Tyler calls this track “one of the highlights of my creative career” in Does the Noise in My Head Bother You?, while Joey Kramer said "Nobody's Fault" features some of the best drumming he’s ever done.
“Get the Lead Out”
Oozing sex and sleaze, "Get the Lead Out" is a showcase for Perry, who called the song a "straight-up exhortation to get up and dance" in Rocks: My Life In and Out of Aerosmith.
Tyler wanted to get an opera singer to double his voice for a portion of the track where he sings, “No no/No no/No no." Douglas recruited an unknown from the Metropolitan Opera to come to the studio.
“But he couldn’t anticipate the note because in opera there’s nothing before the downbeat,” Douglas said in Walk This Way: The Autobiography of Aerosmith. “We worked with him all night, blew his voice out, and in the end, I had to move the vocal up by playing it off the synch-head instead of the playback head. I think we traumatized the poor guy.”
“Lick and a Promise”
Led by Kramer’s fade-in drum intro, “Lick and a Promise” is about playing for and winning over an audience according to Tyler. “Such a snapshot of us in those days, a clear moment in time for me,” he said in Does the Noise in My Head Bother You?
The song was meant to sound like Aerosmith were playing live, and there’s a part in the final third where listeners can hear a crowd calling for more. In reality, there were just six people in the studio – including drug dealers and assistants.

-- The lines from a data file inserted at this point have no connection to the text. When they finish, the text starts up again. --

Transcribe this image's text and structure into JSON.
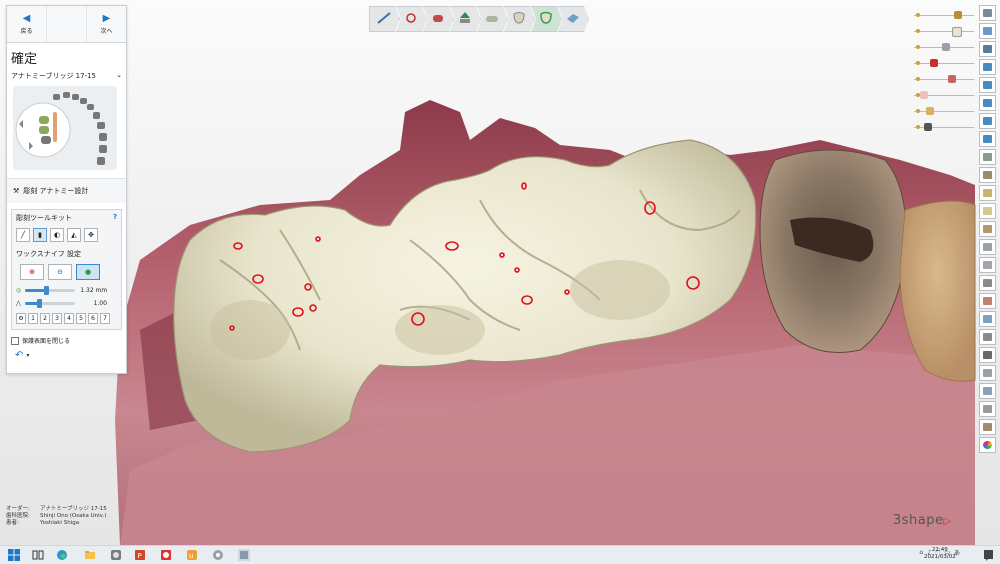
{
  "nav": {
    "back_label": "戻る",
    "next_label": "次へ"
  },
  "panel": {
    "title": "確定",
    "workflow_name": "アナトミーブリッジ 17-15",
    "section_label": "彫刻 アナトミー設計",
    "toolkit": {
      "title": "彫刻ツールキット",
      "help": "?"
    },
    "wax_knife": {
      "title": "ワックスナイフ 設定",
      "radius_value": "1.32 mm",
      "strength_value": "1.00",
      "radius_fraction": 0.42,
      "strength_fraction": 0.28,
      "presets": [
        "1",
        "2",
        "3",
        "4",
        "5",
        "6",
        "7"
      ]
    },
    "protect_checkbox_label": "保護表面を閉じる"
  },
  "order_info": {
    "rows": [
      {
        "key": "オーダー:",
        "value": "アナトミーブリッジ 17-15"
      },
      {
        "key": "歯科医院:",
        "value": "Shinji Ono (Osaka Univ.)"
      },
      {
        "key": "患者:",
        "value": "Yoshiaki Shiga"
      }
    ]
  },
  "brand": {
    "name": "3shape",
    "mark": "▷"
  },
  "taskbar": {
    "time": "22:49",
    "date": "2021/03/02"
  },
  "colors": {
    "accent": "#1e78c8",
    "crown": "#ebe7d0",
    "gingiva": "#b05a68",
    "margin_marks": "#e0101a",
    "brand_mark": "#d4232a"
  },
  "icons": {
    "workflow_steps": [
      "margin-line-icon",
      "insertion-direction-icon",
      "abutment-icon",
      "tooth-design-icon",
      "connector-icon",
      "anatomy-icon",
      "sculpt-icon",
      "finish-icon"
    ],
    "right_toolbar": [
      "fit-view-icon",
      "zoom-icon",
      "camera-icon",
      "view-top-icon",
      "view-front-icon",
      "view-back-icon",
      "view-left-icon",
      "view-right-icon",
      "clip-plane-icon",
      "measure-icon",
      "crown-icon",
      "occlusion-icon",
      "cross-section-icon",
      "scan-icon",
      "mesh-icon",
      "surface-icon",
      "gingiva-icon",
      "texture-icon",
      "screenshot-icon",
      "record-icon",
      "down-arrow-icon",
      "link-icon",
      "settings-icon",
      "tools-icon",
      "color-icon"
    ]
  }
}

Douglas recorded them and doubled it, then repeated that and boosted it until the recording came to resemble an arena full of fans.
Stylistically like nothing else on Rocks, “Home Tonight” repeated the Toys in the Attic formula of closing things out with a ballad, much as that LP did with “You See Me Crying.”
Aerosmith had high hopes for the track, which grew out of a turn by Tyler at the piano. They released it as this project's second single, hoping “Home Tonight” would follow in the hitmaking footsteps of “Dream On.” Instead, the track didn’t make much of an impact, stalling at No. 71 on the charts.
Tyler later underscored the connection by occasionally performing a snippet of "Home Tonight" as an in-concert intro to "Dream On."